POSTED BY: John Doty

Thanks sir for your precious time.

POSTED BY: abhishek sharma

This is not making sense. You have an approximate set of values and plug them in to compute residuals. How can those residuals possibly be "exactly" zero?

This is a matter of numerical mathematics, not Mathematica.

POSTED BY: Daniel Lichtblau

Sincere thanks for your valuable time.

Here in attachments I am uploading my original problem. I hope Instructions in file attached are clear to understand.

Attachments:
POSTED BY: abhishek sharma
POSTED BY: John Doty
POSTED BY: John Doty

Try NSolve with higher than default WorkingPrecision. And be prepared to wait.
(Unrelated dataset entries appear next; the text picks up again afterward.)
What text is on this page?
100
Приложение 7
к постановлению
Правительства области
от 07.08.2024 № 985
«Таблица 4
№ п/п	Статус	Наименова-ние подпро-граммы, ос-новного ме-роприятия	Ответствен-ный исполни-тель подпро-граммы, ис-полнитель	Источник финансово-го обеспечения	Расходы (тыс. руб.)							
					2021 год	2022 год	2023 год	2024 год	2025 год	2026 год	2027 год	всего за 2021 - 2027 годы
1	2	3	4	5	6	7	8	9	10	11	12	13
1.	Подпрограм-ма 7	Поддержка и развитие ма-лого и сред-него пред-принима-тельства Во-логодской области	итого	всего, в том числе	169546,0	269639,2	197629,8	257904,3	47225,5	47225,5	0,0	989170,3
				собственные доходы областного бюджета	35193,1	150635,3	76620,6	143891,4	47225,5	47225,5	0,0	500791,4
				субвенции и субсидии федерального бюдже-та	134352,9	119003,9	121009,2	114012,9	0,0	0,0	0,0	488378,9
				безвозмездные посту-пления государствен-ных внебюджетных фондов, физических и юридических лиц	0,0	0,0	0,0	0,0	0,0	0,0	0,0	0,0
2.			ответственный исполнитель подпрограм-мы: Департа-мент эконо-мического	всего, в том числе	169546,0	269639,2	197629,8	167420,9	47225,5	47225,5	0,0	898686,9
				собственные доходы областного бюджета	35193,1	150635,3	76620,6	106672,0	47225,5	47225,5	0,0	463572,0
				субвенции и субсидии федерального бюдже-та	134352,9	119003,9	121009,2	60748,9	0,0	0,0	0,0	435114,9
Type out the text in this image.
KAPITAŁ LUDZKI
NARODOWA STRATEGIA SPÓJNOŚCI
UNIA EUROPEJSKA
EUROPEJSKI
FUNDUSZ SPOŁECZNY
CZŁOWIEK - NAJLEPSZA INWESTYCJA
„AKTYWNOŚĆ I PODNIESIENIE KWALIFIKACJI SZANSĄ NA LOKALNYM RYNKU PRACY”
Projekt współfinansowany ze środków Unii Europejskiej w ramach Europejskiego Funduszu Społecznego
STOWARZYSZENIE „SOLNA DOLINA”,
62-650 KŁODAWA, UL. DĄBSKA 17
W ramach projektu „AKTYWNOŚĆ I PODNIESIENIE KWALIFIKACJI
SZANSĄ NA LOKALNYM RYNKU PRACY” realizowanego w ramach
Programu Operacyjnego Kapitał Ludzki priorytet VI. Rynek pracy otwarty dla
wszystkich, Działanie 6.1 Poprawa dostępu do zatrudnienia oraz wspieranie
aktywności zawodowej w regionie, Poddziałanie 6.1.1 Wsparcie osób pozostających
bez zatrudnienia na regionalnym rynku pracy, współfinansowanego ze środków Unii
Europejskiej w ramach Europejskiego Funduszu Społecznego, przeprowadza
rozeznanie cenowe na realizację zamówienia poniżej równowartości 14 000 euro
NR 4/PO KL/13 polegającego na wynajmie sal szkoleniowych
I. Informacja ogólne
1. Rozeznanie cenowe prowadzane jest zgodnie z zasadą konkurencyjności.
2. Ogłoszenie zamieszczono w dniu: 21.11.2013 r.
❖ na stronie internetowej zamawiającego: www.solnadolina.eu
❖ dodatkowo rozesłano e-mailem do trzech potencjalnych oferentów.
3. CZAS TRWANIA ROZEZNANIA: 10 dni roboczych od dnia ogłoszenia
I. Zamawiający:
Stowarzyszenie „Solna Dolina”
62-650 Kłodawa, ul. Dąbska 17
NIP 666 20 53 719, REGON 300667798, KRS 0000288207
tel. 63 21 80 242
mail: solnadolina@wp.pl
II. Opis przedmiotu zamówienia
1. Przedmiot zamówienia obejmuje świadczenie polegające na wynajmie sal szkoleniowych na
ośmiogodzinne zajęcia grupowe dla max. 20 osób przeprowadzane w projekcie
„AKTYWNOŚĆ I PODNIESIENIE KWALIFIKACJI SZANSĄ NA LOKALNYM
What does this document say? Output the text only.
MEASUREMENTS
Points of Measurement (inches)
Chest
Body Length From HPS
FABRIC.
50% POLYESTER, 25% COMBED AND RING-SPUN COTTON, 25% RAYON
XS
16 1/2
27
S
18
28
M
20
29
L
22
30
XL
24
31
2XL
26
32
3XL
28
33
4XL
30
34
POSTED BY: Daniel Lichtblau

If your problem is complex, Solve will take a long time. That's unavoidable.

POSTED BY: Frank Kampas

yes it worked for this polynomial...

But in my real problem the polynomial in more complex... Neither "Solve" nor "NSolve" are working well for that...

kindly suggest some another method...

If u wish I can upload my orignal equation

POSTED BY: abhishek sharma

NSolve is a numerical algorithm. For exact results, use Solve.